Ireland has a sea area that is around 10 times the size of its land area. Ireland’s location at the edge of the Atlantic Ocean ensures one of the best wind and wave resources in Europe. There is very significant potential in utilising these resources to generate carbon free renewable electricity initially to provide electricity to the island of Ireland, but also in time to export electricity to the UK and to Continental Europe. It is clear that the level of renewable resources available to us far exceeds the immediate requirements of our own electricity market. As well as delivering on our own national targets there is a real potential to develop an electricity export market, subject to economically viable grid interconnections being developed.
EirGrid is progressing studies looking at the costs and benefits of additional interconnection to the UK and also potentially directly to continental Europe as well as general offshore grid development issues. My Department, together with the Energy Departments in Scotland and Northern Ireland, is currently undertaking an EU INTERREG funded study into an offshore grid connection between the three jurisdictions, which would be designed to facilitate potential offshore renewable projects as opposed to being a traditional interconnector, which would be designed to run in the shortest route from one location to another.
Within the last 12 months, the British Irish Council commenced an energy work programme which is looking at the potential to develop grid interconnections between the Member administrations and potentially between the member administrations and continental Europe. This work is also looking at the additional market facilitation issues necessary to encourage renewable trade between the administrations. This will also help develop a common regional position for grid development in a European context to ensure that grid developments in Irish waters are fully reflected in EU grid planning and funding support.

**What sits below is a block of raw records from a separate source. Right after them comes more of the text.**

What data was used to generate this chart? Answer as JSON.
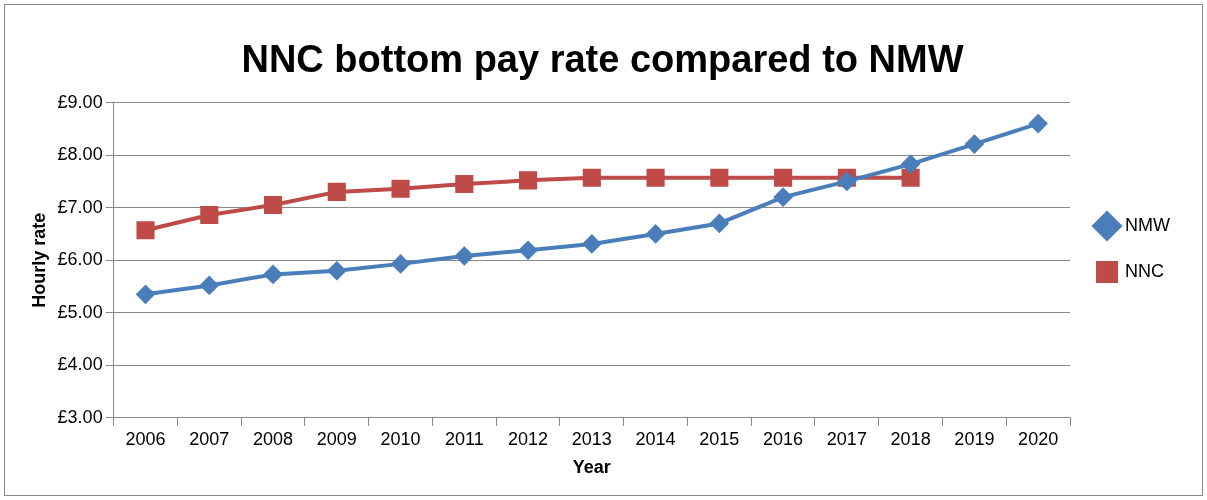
{
  "chart_data": {
    "type": "line",
    "title": "NNC bottom pay rate compared to NMW",
    "xlabel": "Year",
    "ylabel": "Hourly rate",
    "categories": [
      "2006",
      "2007",
      "2008",
      "2009",
      "2010",
      "2011",
      "2012",
      "2013",
      "2014",
      "2015",
      "2016",
      "2017",
      "2018",
      "2019",
      "2020"
    ],
    "series": [
      {
        "name": "NMW",
        "color": "#4a7ebb",
        "marker": "diamond",
        "values": [
          5.35,
          5.52,
          5.73,
          5.8,
          5.93,
          6.08,
          6.19,
          6.31,
          6.5,
          6.7,
          7.2,
          7.5,
          7.83,
          8.21,
          8.6
        ]
      },
      {
        "name": "NNC",
        "color": "#be4b48",
        "marker": "square",
        "values": [
          6.57,
          6.86,
          7.05,
          7.3,
          7.36,
          7.45,
          7.52,
          7.57,
          7.57,
          7.57,
          7.57,
          7.57,
          7.57,
          null,
          null
        ]
      }
    ],
    "ylim": [
      3,
      9
    ],
    "yticks": [
      {
        "value": 3,
        "label": "£3.00"
      },
      {
        "value": 4,
        "label": "£4.00"
      },
      {
        "value": 5,
        "label": "£5.00"
      },
      {
        "value": 6,
        "label": "£6.00"
      },
      {
        "value": 7,
        "label": "£7.00"
      },
      {
        "value": 8,
        "label": "£8.00"
      },
      {
        "value": 9,
        "label": "£9.00"
      }
    ],
    "grid": "y",
    "legend": "right",
    "line_style": "solid"
  }
}
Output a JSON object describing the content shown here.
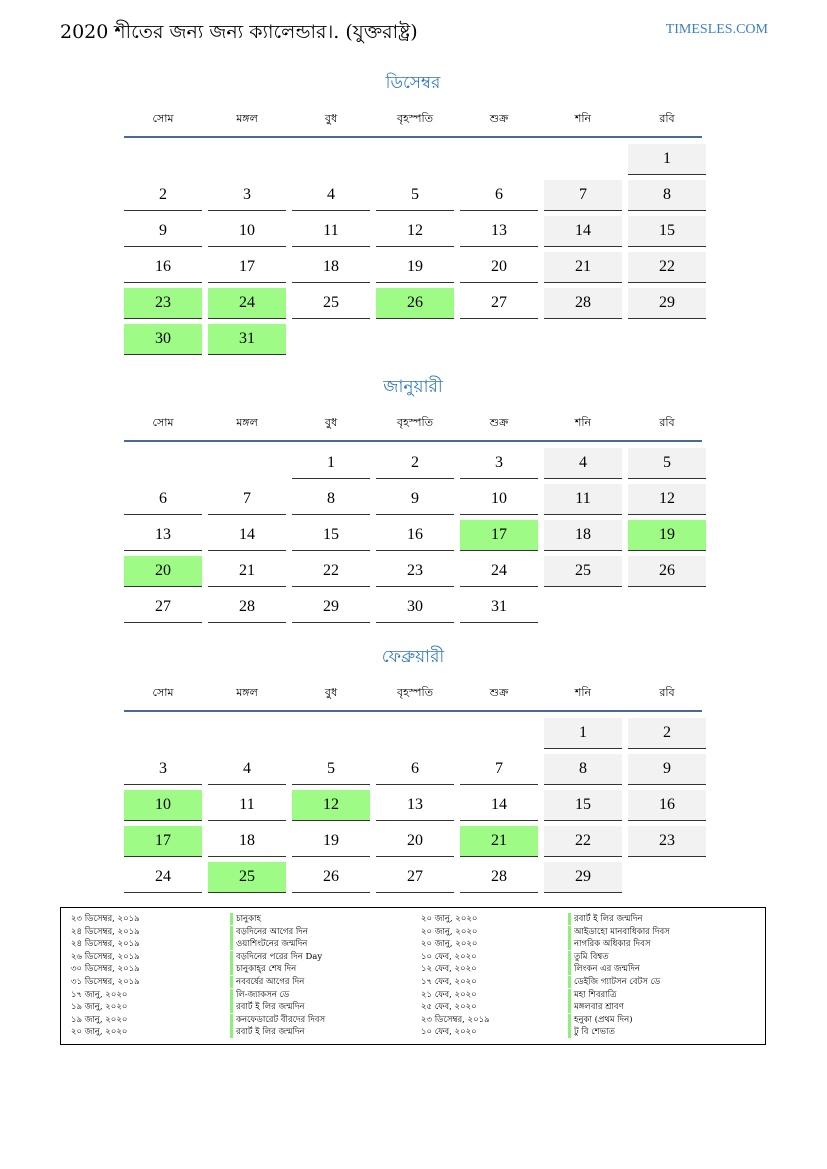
{
  "header": {
    "title": "2020 শীতের জন্য জন্য ক্যালেন্ডার।. (যুক্তরাষ্ট্র)",
    "site": "TIMESLES.COM"
  },
  "colors": {
    "accent": "#2f78c0",
    "holiday": "#9dfb86",
    "weekend": "#f2f2f2",
    "rule": "#4a6a9a"
  },
  "weekdays": [
    "সোম",
    "মঙ্গল",
    "বুধ",
    "বৃহস্পতি",
    "শুক্র",
    "শনি",
    "রবি"
  ],
  "months": [
    {
      "name": "ডিসেম্বর",
      "weeks": [
        [
          null,
          null,
          null,
          null,
          null,
          null,
          1
        ],
        [
          2,
          3,
          4,
          5,
          6,
          7,
          8
        ],
        [
          9,
          10,
          11,
          12,
          13,
          14,
          15
        ],
        [
          16,
          17,
          18,
          19,
          20,
          21,
          22
        ],
        [
          23,
          24,
          25,
          26,
          27,
          28,
          29
        ],
        [
          30,
          31,
          null,
          null,
          null,
          null,
          null
        ]
      ],
      "holidays": [
        23,
        24,
        26,
        30,
        31
      ]
    },
    {
      "name": "জানুয়ারী",
      "weeks": [
        [
          null,
          null,
          1,
          2,
          3,
          4,
          5
        ],
        [
          6,
          7,
          8,
          9,
          10,
          11,
          12
        ],
        [
          13,
          14,
          15,
          16,
          17,
          18,
          19
        ],
        [
          20,
          21,
          22,
          23,
          24,
          25,
          26
        ],
        [
          27,
          28,
          29,
          30,
          31,
          null,
          null
        ]
      ],
      "holidays": [
        17,
        19,
        20
      ]
    },
    {
      "name": "ফেব্রুয়ারী",
      "weeks": [
        [
          null,
          null,
          null,
          null,
          null,
          1,
          2
        ],
        [
          3,
          4,
          5,
          6,
          7,
          8,
          9
        ],
        [
          10,
          11,
          12,
          13,
          14,
          15,
          16
        ],
        [
          17,
          18,
          19,
          20,
          21,
          22,
          23
        ],
        [
          24,
          25,
          26,
          27,
          28,
          29,
          null
        ]
      ],
      "holidays": [
        10,
        12,
        17,
        21,
        25
      ]
    }
  ],
  "legend": [
    {
      "date": "২৩ ডিসেম্বর, ২০১৯",
      "name": "চানুকাহ"
    },
    {
      "date": "২৪ ডিসেম্বর, ২০১৯",
      "name": "বড়দিনের আগের দিন"
    },
    {
      "date": "২৪ ডিসেম্বর, ২০১৯",
      "name": "ওয়াশিংটনের জন্মদিন"
    },
    {
      "date": "২৬ ডিসেম্বর, ২০১৯",
      "name": "বড়দিনের পরের দিন Day"
    },
    {
      "date": "৩০ ডিসেম্বর, ২০১৯",
      "name": "চানুকাহ্‌র শেষ দিন"
    },
    {
      "date": "৩১ ডিসেম্বর, ২০১৯",
      "name": "নববর্ষের আগের দিন"
    },
    {
      "date": "১৭ জানু, ২০২০",
      "name": "লি-জ্যাকসন ডে"
    },
    {
      "date": "১৯ জানু, ২০২০",
      "name": "রবার্ট ই লির জন্মদিন"
    },
    {
      "date": "১৯ জানু, ২০২০",
      "name": "কনফেডারেট বীরদের দিবস"
    },
    {
      "date": "২০ জানু, ২০২০",
      "name": "রবার্ট ই লির জন্মদিন"
    },
    {
      "date": "২০ জানু, ২০২০",
      "name": "রবার্ট ই লির জন্মদিন"
    },
    {
      "date": "২০ জানু, ২০২০",
      "name": "আইডাহো মানবাধিকার দিবস"
    },
    {
      "date": "২০ জানু, ২০২০",
      "name": "নাগরিক অধিকার দিবস"
    },
    {
      "date": "১০ ফেব, ২০২০",
      "name": "তুমি বিশ্বত"
    },
    {
      "date": "১২ ফেব, ২০২০",
      "name": "লিংকন এর জন্মদিন"
    },
    {
      "date": "১৭ ফেব, ২০২০",
      "name": "ডেইজি গ্যাটসন বেটস ডে"
    },
    {
      "date": "২১ ফেব, ২০২০",
      "name": "মহা শিবরাত্রি"
    },
    {
      "date": "২৫ ফেব, ২০২০",
      "name": "মঙ্গলবার শ্রাবণ"
    },
    {
      "date": "২৩ ডিসেম্বর, ২০১৯",
      "name": "হনুকা (প্রথম দিন)"
    },
    {
      "date": "১০ ফেব, ২০২০",
      "name": "টু বি শেভাত"
    }
  ]
}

Ireland is a supportive member of the North Seas offshore wind initiative comprising 9 Member States and Norway. The countries have established a common forum to analyse and address the necessary market and infrastructure developments to facilitate greater offshore connection in the North Sea and Irish Sea areas. The work of the forum, which is working closely with the Commission, will underpin an action plan for agreement by the 10 Energy Ministers concerned before the end of the year. I believe the development of this new integrated grid gives us the potential to realise the value of our natural renewable resources and I am committed to working with my European colleagues to try and make it a reality.